“Show Us the Money (Trail)”: Estimated Subcontract Costs Disallowed for Lack of Proof
Client Alert | 1 min read | 09.02.20
In Kellogg Brown & Root Services v. Army (Sept. 1, 2020), the U.S. Court of Appeals for the Federal Circuit denied KBR’s reimbursement request for payments made to a subcontractor due to a lack of proof that the costs were reasonable. KBR had arguedat the Armed Services Board of Contract Appeals (“ASBCA”) that the government’s failure to provide force protection caused KBR’s convoys to back up at the Kuwait/Iraq border. KBR sought to recover amounts it paid its subcontractor for resultant delays and additional costs. The ASBCA denied KBR’s claim, finding that (1) the government had not breached the prime contract’s force protection clause, and (2) even if it had, KBR did not carry its burden of proof that the subcontract costs were “reasonable” under FAR 31.
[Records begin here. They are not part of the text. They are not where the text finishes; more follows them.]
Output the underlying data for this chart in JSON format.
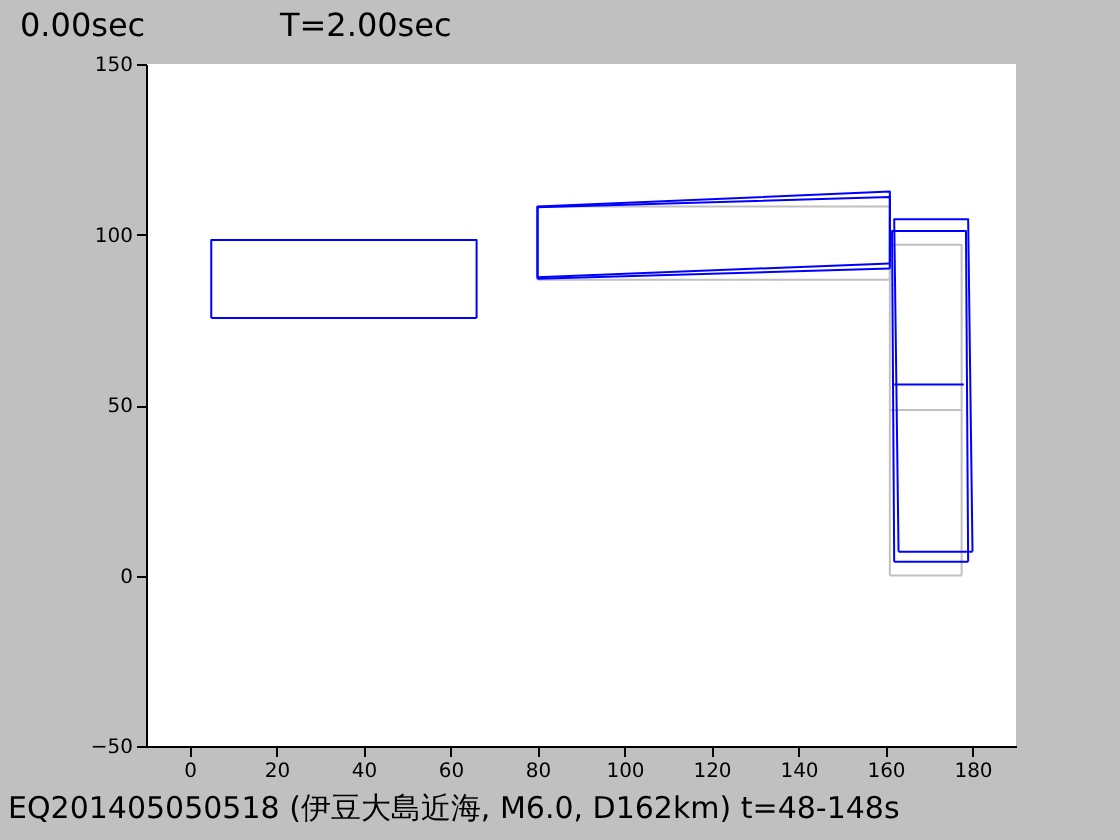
{
  "chart_data": {
    "type": "line",
    "title": "0.00sec",
    "annotations": [
      "T=2.00sec",
      "EQ201405050518 (伊豆大島近海, M6.0, D162km) t=48-148s"
    ],
    "xlim": [
      -10,
      190
    ],
    "xticks": [
      0,
      20,
      40,
      60,
      80,
      100,
      120,
      140,
      160,
      180
    ],
    "ylim": [
      -50,
      150
    ],
    "yticks": [
      -50,
      0,
      50,
      100,
      150
    ],
    "grid": false,
    "legend": false,
    "marker": "none",
    "series": [
      {
        "color": "#0000ff",
        "x": [
          5,
          5,
          66,
          66
        ],
        "values": [
          75.5,
          98.4,
          98.4,
          75.5
        ]
      },
      {
        "color": "#0000ff",
        "x": [
          5,
          66
        ],
        "values": [
          75.5,
          75.5
        ]
      },
      {
        "color": "#c0c0c0",
        "x": [
          80,
          80,
          161,
          161
        ],
        "values": [
          86.7,
          108.2,
          108.2,
          86.7
        ]
      },
      {
        "color": "#c0c0c0",
        "x": [
          80,
          161
        ],
        "values": [
          86.7,
          86.7
        ]
      },
      {
        "color": "#c0c0c0",
        "x": [
          161,
          161,
          177.5,
          177.5
        ],
        "values": [
          0,
          97,
          97,
          0
        ]
      },
      {
        "color": "#c0c0c0",
        "x": [
          161,
          177.5
        ],
        "values": [
          0,
          0
        ]
      },
      {
        "color": "#c0c0c0",
        "x": [
          161,
          177.5
        ],
        "values": [
          48.5,
          48.5
        ]
      },
      {
        "color": "#0000ff",
        "x": [
          80,
          80,
          161,
          161
        ],
        "values": [
          87,
          108,
          111,
          90
        ]
      },
      {
        "color": "#0000ff",
        "x": [
          80,
          161
        ],
        "values": [
          87,
          90
        ]
      },
      {
        "color": "#0000ff",
        "x": [
          80,
          80,
          161,
          161
        ],
        "values": [
          87.5,
          108.2,
          112.6,
          91.5
        ]
      },
      {
        "color": "#0000ff",
        "x": [
          80,
          161
        ],
        "values": [
          87.5,
          91.5
        ]
      },
      {
        "color": "#0000ff",
        "x": [
          162,
          161.5,
          178.5,
          179
        ],
        "values": [
          4,
          101,
          101,
          4
        ]
      },
      {
        "color": "#0000ff",
        "x": [
          162,
          179
        ],
        "values": [
          4,
          4
        ]
      },
      {
        "color": "#0000ff",
        "x": [
          163,
          162,
          179,
          180
        ],
        "values": [
          7,
          104.5,
          104.5,
          7
        ]
      },
      {
        "color": "#0000ff",
        "x": [
          163,
          180
        ],
        "values": [
          7,
          7
        ]
      },
      {
        "color": "#0000ff",
        "x": [
          162,
          178
        ],
        "values": [
          56,
          56
        ]
      }
    ]
  }
}
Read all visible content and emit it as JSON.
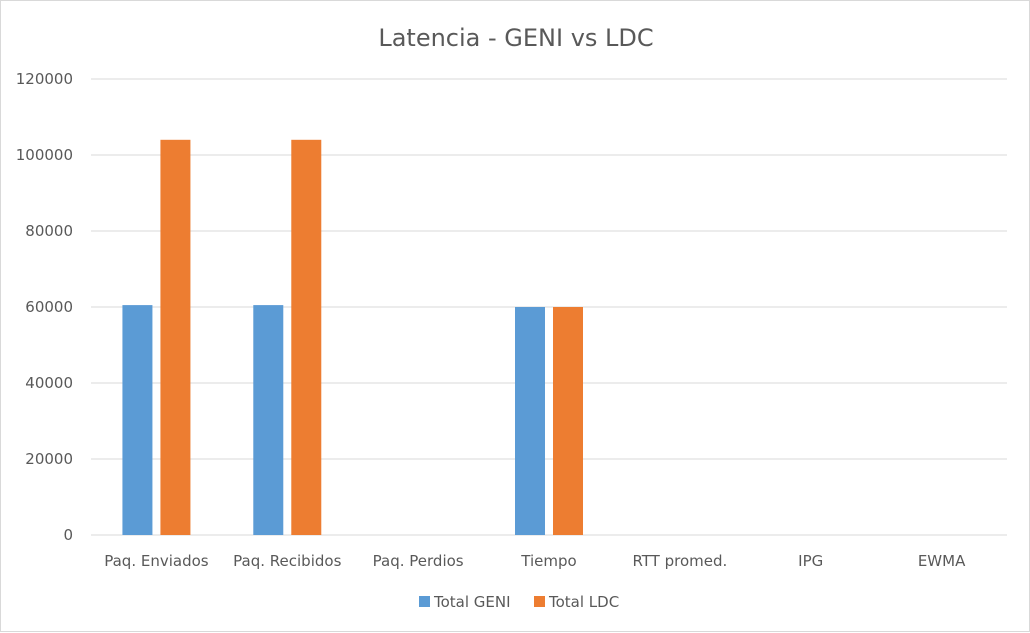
{
  "chart_data": {
    "type": "bar",
    "title": "Latencia - GENI vs LDC",
    "xlabel": "",
    "ylabel": "",
    "categories": [
      "Paq. Enviados",
      "Paq. Recibidos",
      "Paq. Perdios",
      "Tiempo",
      "RTT promed.",
      "IPG",
      "EWMA"
    ],
    "series": [
      {
        "name": "Total GENI",
        "color": "#5B9BD5",
        "values": [
          60500,
          60500,
          0,
          60000,
          0,
          0,
          0
        ]
      },
      {
        "name": "Total LDC",
        "color": "#ED7D31",
        "values": [
          104000,
          104000,
          0,
          60000,
          0,
          0,
          0
        ]
      }
    ],
    "ylim": [
      0,
      120000
    ],
    "yticks": [
      0,
      20000,
      40000,
      60000,
      80000,
      100000,
      120000
    ],
    "grid": true,
    "legend_position": "bottom"
  }
}
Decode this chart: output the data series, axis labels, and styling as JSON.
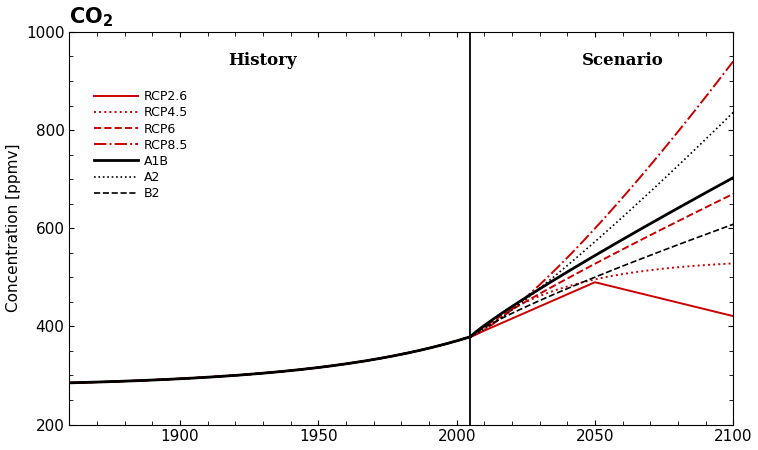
{
  "title": "CO$_2$",
  "ylabel": "Concentration [ppmv]",
  "ylim": [
    200,
    1000
  ],
  "xlim": [
    1860,
    2100
  ],
  "yticks": [
    200,
    400,
    600,
    800,
    1000
  ],
  "xticks": [
    1900,
    1950,
    2000,
    2050,
    2100
  ],
  "divider_year": 2005,
  "history_label": "History",
  "scenario_label": "Scenario",
  "red_color": "#cc0000",
  "black_color": "#000000",
  "background_color": "#ffffff",
  "co2_1860": 285,
  "co2_2005": 379,
  "rcp26_2100": 421,
  "rcp26_peak_yr": 2050,
  "rcp26_peak": 490,
  "rcp45_2100": 538,
  "rcp6_2100": 670,
  "rcp85_2100": 940,
  "a1b_2100": 703,
  "a2_2100": 836,
  "b2_2100": 608
}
The Federal Circuit declined to decide the breach question and affirmed the ASBCA’s second holding that KBR failed to show that its subcontract costs were reasonable. The Federal Circuit rejected KBR’s subcontractor cost calculation as unreasonable because “KBR supplied no meaningful evidence to the Board showing the reasonableness of its costs” and failed to explain “inconsistencies between its proposed cost model and the factual record.” Specifically, the Court found that KBR’s model was “‘inconsistent’ with the [subcontractor’s] records”; KBR did not “disaggregate” the causes of delays and instead attributed all delays to the government, which was “not realistic”; “KBR offered no fact or expert witnesses to support the reasonableness” of its estimate of idle trucks; and KBR offered no data or evidence to support the reasonableness of a “composite rate” rather than the subcontractor’s actual costs. The decision is a good reminder of the need to develop sufficient evidence to show that claimed costs are reasonable under FAR 31.201-3.
In dissent, Judge Newman advocated remand to the Board for factual development, stating, “The court complains about the absence of evidence and expert testimony,” even though “there was no hearing, no testimony, no briefing, and no argument on the court’s new [reasonableness] standard.”